Many of these stocks traded at huge premiums compared to the actual value of the Bitcoin they held. Investors began asking a simple question:

Why buy an overpriced stock when you can just buy Bitcoin directly?

As those valuations collapsed, Strategy’s stock plunged, and so did the appeal of DATs. According to Kendrick, the era of DATs aggressively buying Bitcoin may be over, removing one source of demand—but not breaking the bull case.

ETFs, Institutions, and a Pro-Crypto Shift

While DAT demand cools, another force is stepping in: spot Bitcoin ETFs.

ETFs have cracked open the door for institutions that previously couldn’t—or wouldn’t—touch crypto. Add to that a pro-crypto political climate, with regulatory easing and executive actions reducing uncertainty, and Bitcoin suddenly looks far more accessible to big money.

This institutional pipeline could become the next major growth engine for BTC.

Bitcoin as Digital Gold: Tested by Turmoil

Bitcoin is often called “digital gold”, a hedge against inflation and instability.
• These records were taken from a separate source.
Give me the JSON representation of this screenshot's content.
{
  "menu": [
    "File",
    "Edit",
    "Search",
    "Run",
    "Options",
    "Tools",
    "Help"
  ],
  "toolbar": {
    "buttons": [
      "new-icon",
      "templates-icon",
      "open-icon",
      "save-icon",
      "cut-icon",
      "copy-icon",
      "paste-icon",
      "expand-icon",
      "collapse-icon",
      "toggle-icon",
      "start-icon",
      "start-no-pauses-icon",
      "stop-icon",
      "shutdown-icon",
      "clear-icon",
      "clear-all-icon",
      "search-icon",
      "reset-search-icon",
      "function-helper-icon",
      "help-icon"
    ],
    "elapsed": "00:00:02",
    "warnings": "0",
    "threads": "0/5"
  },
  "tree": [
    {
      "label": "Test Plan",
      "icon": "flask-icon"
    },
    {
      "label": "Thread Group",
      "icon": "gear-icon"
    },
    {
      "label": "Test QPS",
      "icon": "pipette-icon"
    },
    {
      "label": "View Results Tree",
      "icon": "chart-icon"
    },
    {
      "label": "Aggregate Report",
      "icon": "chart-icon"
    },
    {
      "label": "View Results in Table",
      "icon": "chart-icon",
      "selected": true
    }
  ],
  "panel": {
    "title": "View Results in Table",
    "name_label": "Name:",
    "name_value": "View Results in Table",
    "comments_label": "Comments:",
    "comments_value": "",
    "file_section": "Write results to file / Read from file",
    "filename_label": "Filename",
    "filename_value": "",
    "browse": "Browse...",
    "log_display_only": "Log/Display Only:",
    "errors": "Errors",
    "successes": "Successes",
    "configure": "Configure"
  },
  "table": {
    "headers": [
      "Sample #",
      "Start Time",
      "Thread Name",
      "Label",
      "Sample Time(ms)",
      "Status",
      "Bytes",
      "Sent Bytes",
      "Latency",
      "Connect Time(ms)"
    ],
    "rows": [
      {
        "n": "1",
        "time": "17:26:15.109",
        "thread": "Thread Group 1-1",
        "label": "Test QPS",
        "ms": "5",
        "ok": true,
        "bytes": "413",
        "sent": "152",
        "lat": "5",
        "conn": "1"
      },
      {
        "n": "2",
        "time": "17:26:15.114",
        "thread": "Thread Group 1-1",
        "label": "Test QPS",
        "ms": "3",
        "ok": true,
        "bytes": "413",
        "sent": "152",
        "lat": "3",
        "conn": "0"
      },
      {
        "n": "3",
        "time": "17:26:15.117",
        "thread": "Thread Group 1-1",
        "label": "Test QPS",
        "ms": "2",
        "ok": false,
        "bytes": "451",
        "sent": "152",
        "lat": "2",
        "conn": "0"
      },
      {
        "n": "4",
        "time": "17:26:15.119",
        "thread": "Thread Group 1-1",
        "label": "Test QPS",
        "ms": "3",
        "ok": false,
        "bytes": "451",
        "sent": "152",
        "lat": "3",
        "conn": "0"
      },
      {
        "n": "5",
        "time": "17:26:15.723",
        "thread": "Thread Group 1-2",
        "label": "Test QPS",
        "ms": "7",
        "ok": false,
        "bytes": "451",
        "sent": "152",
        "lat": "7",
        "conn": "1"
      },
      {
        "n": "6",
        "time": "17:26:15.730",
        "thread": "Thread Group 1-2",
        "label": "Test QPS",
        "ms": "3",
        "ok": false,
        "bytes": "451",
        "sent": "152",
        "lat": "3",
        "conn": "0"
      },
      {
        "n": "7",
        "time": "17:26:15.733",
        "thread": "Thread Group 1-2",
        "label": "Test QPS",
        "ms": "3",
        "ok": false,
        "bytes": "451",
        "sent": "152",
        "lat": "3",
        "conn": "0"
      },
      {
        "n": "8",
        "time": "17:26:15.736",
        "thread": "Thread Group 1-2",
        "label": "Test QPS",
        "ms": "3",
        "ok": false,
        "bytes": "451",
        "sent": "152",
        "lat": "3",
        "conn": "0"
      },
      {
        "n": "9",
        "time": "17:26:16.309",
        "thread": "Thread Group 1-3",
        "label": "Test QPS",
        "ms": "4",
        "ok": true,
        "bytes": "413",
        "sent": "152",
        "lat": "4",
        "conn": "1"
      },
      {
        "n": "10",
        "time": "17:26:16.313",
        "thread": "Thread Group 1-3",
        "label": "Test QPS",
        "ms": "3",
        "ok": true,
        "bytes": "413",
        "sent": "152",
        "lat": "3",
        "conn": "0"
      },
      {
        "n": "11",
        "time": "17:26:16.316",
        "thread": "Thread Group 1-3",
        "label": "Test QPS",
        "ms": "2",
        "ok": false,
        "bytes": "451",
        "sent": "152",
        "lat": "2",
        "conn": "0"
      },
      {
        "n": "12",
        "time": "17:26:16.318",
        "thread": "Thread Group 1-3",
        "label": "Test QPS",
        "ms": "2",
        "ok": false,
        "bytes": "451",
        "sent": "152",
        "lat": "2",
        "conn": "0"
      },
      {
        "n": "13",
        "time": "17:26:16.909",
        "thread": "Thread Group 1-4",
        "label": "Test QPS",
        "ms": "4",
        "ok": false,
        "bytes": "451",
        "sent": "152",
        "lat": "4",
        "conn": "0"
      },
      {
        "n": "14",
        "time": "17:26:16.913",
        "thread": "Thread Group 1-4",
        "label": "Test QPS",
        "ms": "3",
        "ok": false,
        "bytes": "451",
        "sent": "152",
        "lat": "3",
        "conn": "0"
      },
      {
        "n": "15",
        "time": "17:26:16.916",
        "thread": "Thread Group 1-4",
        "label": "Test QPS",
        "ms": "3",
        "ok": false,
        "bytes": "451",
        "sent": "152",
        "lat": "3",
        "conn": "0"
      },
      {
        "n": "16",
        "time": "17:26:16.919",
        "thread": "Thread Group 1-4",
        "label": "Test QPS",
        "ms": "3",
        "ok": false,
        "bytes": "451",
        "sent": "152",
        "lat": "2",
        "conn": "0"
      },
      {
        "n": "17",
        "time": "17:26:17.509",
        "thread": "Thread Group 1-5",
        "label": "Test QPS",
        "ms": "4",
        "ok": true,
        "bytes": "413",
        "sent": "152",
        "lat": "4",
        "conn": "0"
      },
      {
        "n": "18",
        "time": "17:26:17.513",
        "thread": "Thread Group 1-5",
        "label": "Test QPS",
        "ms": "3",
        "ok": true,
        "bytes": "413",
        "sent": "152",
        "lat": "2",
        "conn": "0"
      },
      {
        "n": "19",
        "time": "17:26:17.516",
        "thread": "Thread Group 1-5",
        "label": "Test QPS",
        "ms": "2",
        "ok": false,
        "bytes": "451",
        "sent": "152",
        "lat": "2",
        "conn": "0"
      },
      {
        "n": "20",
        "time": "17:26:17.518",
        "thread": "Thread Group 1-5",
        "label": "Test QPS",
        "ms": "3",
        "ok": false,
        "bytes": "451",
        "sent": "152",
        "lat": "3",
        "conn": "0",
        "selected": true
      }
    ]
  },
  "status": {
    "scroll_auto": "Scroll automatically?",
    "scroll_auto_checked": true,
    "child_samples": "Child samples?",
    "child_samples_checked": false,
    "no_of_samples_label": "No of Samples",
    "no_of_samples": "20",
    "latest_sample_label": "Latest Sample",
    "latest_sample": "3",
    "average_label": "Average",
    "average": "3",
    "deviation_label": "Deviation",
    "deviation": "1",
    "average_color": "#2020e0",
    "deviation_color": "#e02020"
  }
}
While it hasn’t always behaved that way, recent events suggest the narrative may be strengthening.

Over the past month, Bitcoin has tracked gold closely, particularly amid geopolitical shocks and political upheaval. In times of uncertainty—rising debt, global tensions, and institutional distrust—Bitcoin’s fixed supply and decentralized nature are starting to matter more.

So… Can Bitcoin Perform Well This Year?

The crypto environment isn’t as euphoric as early last year—but that might be a good thing.

Bitcoin has proven it can survive major sell-offs, adapt to changing narratives, and remain relevant during global stress. With geopolitical risks and U.S. debt concerns unlikely to disappear, Bitcoin’s role as a diversifier is becoming harder to ignore.

Predicting exact price targets in crypto is risky. But one thing is clear:
Bitcoin remains the crypto asset with the strongest long-term confidence.

For investors willing to think long term, holding some Bitcoin could still be a smart move—especially in a world where uncertainty is the only constant.